Pornographie omniprésente, tabous persistants, plaisir féminin encore invisible : pour Émilie Peetrons, psychologue et sexologue aux Hôpitaux Iris Sud, il est urgent de bousculer les idées reçues. “La sexualité fait partie de la santé. Ne pas en parler, c’est laisser les jeunes seuls face à la pornographie, les femmes privées de leur droit au plaisir… et les hommes enfermés dans des stéréotypes de performance », prévient-elle.”
À l’occasion de la Journée mondiale de la santé sexuelle, nous l’avons rencontré et lui avons posé quelques questions.
La santé sexuelle, bien plus que le sexe
« La santé sexuelle ne se résume pas aux rapports sexuels ou à l’absence de maladie », rappelle-t-elle. « Elle englobe le bien-être physique, émotionnel, mental et social en lien avec la sexualité : respect, consentement, désir, plaisir, identité, prévention et accès à des soins adaptés. »

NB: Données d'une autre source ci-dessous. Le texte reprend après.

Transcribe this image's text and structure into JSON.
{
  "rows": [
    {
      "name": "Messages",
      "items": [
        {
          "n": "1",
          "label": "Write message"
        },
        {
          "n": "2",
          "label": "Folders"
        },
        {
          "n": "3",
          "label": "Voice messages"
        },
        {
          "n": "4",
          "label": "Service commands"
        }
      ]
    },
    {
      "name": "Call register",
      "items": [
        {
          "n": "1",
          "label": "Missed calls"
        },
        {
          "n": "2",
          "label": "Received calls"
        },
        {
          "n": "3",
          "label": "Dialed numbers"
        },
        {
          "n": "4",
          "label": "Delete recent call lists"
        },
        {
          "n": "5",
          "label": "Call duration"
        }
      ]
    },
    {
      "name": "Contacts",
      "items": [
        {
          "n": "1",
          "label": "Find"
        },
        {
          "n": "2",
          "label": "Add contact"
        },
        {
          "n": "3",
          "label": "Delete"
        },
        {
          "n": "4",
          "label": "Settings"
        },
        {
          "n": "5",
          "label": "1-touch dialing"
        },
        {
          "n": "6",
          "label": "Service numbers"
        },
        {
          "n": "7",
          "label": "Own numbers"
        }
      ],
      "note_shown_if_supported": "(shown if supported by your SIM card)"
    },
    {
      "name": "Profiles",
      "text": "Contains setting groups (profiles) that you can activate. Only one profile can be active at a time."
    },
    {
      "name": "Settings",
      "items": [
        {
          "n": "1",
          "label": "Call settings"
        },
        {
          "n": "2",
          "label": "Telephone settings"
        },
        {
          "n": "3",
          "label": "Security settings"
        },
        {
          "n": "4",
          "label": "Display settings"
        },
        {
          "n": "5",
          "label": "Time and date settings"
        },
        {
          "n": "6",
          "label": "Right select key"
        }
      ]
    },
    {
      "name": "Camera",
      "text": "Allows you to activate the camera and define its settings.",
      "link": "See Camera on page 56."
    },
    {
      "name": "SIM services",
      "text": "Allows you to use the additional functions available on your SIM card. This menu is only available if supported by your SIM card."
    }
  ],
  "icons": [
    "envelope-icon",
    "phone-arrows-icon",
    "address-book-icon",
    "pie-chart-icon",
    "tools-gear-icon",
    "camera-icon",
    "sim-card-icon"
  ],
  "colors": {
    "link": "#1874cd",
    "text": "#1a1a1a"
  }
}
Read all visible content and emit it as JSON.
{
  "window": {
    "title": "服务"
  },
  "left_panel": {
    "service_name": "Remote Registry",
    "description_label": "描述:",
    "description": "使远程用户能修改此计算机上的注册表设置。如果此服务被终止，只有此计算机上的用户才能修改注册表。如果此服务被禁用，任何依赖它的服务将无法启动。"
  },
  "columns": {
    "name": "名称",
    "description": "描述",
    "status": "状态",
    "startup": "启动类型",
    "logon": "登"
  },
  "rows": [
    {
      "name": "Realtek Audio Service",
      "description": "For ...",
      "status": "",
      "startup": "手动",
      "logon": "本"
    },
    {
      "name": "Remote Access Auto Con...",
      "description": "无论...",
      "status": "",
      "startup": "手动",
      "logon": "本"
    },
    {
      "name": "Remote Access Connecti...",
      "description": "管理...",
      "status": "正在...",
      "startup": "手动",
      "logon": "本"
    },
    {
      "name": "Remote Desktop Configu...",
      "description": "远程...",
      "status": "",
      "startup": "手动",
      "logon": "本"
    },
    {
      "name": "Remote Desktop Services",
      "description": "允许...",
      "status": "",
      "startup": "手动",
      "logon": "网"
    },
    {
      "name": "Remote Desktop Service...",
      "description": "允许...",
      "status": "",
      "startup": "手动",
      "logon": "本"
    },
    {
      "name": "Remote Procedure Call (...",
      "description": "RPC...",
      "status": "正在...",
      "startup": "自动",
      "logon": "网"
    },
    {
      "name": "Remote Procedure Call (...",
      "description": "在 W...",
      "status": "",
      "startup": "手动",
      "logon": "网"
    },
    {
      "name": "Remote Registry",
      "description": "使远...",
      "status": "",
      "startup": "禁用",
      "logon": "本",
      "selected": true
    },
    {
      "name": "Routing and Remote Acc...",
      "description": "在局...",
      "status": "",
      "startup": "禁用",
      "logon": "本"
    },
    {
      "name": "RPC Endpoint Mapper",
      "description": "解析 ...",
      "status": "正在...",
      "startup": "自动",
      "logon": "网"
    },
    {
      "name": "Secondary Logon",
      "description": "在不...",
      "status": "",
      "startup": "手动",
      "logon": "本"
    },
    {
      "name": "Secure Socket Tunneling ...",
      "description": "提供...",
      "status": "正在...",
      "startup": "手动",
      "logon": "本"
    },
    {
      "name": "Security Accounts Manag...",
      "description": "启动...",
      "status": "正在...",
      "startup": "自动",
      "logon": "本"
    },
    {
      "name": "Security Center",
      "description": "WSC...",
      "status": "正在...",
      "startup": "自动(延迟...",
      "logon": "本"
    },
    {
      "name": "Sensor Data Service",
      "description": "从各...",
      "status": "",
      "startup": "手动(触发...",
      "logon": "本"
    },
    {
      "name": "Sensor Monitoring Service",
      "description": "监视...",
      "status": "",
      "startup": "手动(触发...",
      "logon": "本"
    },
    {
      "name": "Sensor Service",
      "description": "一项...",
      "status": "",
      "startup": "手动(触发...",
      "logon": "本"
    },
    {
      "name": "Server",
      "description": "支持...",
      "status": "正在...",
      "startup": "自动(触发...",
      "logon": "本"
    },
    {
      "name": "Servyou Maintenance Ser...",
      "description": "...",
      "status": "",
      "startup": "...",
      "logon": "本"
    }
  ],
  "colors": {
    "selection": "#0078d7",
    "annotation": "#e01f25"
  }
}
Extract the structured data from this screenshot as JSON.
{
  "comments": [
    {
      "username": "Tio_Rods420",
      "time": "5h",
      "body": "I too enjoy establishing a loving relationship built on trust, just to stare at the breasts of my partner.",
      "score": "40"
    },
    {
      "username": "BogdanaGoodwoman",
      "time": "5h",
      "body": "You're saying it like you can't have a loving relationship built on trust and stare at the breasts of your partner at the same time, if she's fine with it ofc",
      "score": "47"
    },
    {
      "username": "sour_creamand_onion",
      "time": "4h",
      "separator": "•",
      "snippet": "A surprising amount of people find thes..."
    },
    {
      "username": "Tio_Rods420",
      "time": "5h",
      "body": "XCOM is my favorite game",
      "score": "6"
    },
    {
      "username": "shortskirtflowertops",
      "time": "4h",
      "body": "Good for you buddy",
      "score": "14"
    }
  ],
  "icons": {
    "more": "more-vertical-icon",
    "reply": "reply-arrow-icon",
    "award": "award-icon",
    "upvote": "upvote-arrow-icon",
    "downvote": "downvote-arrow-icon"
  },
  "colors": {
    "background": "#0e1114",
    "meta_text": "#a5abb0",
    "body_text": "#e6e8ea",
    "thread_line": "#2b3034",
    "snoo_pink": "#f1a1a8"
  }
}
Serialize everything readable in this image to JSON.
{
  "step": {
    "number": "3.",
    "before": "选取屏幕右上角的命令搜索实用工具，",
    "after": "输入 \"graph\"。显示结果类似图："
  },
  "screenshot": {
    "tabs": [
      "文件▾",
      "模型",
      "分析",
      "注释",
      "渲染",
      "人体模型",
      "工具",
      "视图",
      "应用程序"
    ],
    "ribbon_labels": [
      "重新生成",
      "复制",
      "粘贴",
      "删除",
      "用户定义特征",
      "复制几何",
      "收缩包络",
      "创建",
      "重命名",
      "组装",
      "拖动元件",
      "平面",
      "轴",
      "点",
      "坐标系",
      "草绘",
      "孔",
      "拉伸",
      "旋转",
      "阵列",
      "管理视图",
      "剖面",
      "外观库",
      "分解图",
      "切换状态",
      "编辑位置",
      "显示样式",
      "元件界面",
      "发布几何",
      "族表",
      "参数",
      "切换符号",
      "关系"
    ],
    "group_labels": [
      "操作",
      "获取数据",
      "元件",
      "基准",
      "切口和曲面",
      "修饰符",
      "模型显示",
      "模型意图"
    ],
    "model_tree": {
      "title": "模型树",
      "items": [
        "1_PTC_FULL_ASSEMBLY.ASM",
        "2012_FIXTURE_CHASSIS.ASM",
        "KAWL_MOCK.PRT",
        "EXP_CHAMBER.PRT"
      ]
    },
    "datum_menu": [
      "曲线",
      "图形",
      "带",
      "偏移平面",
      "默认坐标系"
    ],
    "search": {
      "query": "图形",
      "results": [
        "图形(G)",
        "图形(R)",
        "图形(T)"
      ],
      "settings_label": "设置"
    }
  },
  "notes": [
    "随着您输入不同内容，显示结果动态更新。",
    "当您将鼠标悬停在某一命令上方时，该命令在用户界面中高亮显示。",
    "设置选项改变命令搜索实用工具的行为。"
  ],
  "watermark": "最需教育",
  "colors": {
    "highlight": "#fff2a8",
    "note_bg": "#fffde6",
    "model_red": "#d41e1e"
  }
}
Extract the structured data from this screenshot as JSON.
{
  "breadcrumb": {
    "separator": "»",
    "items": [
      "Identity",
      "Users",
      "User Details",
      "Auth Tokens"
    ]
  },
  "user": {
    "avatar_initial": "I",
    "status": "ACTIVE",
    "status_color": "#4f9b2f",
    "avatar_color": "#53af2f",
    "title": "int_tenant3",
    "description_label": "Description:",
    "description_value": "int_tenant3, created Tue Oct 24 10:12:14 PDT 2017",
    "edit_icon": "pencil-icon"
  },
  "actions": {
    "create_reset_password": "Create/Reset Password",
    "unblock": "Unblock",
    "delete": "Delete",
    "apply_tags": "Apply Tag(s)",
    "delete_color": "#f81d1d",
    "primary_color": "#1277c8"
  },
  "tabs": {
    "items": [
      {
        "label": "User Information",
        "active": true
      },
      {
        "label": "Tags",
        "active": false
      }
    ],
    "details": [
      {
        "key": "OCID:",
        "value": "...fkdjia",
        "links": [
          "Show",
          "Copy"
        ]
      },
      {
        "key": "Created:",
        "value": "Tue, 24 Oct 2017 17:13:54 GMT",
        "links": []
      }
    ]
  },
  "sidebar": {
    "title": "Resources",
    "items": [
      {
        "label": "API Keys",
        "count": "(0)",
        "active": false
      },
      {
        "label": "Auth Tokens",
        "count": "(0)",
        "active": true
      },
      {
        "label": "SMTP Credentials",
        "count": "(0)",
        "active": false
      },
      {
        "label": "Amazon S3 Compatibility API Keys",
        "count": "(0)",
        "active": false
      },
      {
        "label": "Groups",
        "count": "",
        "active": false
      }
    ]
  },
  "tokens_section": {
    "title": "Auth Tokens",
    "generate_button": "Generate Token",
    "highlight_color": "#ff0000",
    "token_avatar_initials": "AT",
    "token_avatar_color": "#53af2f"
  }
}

Cette approche, définie par l’Organisation mondiale de la santé, fait de la sexualité un pilier de la santé publique. Lorsqu’elle est négligée ou taboue, elle peut avoir des conséquences lourdes : isolement, souffrance psychique, violences sexuelles non prises en charge.
Les jeunes au premier plan
Cheval de bataille d’Émilie Peetrons : la prévention auprès des jeunes.
Aujourd’hui, un enfant sur trois de moins de 12 ans a déjà été exposé à des images pornographiques. « Même si les jeunes savent que ce n’est pas la réalité, leur cerveau enregistre inconsciemment ces pratiques et elles influencent leur vision de la sexualité, ils vont chercher à reproduire ce qu’ils voient », explique-t-elle. Résultat : « une vision déformée, des scènes violentes, déshumanisantes, centrées sur la performance, la domination, où le consentement est souvent flou ou inexistant. »
Il est donc essentiel de briser le silence et d’accompagner les jeunes dans la découverte d’une sexualité respectueuse et épanouie. « On peut commencer très tôt, en parlant du respect du corps, des émotions, de l’amour et des relations humaines. Cela leur donne des repères solides et les protège mieux contre les violences sexuelles », insiste-t-elle.
Il est également essentiel de rappeler qu’une éducation à la sexualité bien menée permet de prévenir les abus sexuels. C’est un sujet douloureux mais incontournable : les violences sexuelles restent un fléau dans notre société. Bien que le mouvement #MeToo ait permis de libérer la parole, de nombreux enfants et jeunes adultes restent victimes. Éduquer, c’est leur donner les outils pour repérer ces violences, y faire face et s’exprimer librement.
Émilie Peetrons conseille aussi aux parents de s’appuyer sur des supports adaptés, comme l’ouvrage de G. Brassine Prévenir, détecter et gérer les abus sexuels subis par les enfants. Ce livre propose une approche saine et proactive pour parler de sexualité aux enfants, et comment prévenir, reconnaître et traiter les abus. Un guide précieux pour aider les enfants à se protéger et à grandir en sécurité.
Redonner sa place au plaisir, surtout féminin
Autre sujet central : le plaisir, trop souvent absent des discussions sur la santé sexuelle, surtout lorsqu’il s’agit des femmes.
« Le clitoris, organe uniquement dédié au plaisir féminin, a été effacé des manuels d’anatomie pendant des siècles. Ce n’est qu’en 2017 qu’il est réapparu dans un schéma scientifiquement correct ! », rappelle-t-elle.
Aujourd’hui encore, une femme sur trois ne connaît pas l’orgasme. Une réalité qui illustre la persistance du tabou autour de la jouissance féminine.
« Parler du plaisir féminin, c’est sortir d’une vision centrée sur la pénétration et sur le désir masculin. C’est donner aux femmes la possibilité de mieux comprendre leur corps, de s’autoriser à explorer et d’améliorer leur qualité de vie sexuelle », affirme-t-elle.
Oser en parler, consulter si besoin
« La sexualité fait partie intégrante de notre santé et de notre humanité. Elle mérite d’être abordée sans jugement », conclut Émilie Peetrons.
Si parler de ces sujets reste difficile, un accompagnement professionnel peut aider.
Pour trouver un·e sexologue certifié·e, vous pouvez consulter le site de la Société des Sexologues Universitaires de Belgique : www.ssub.be.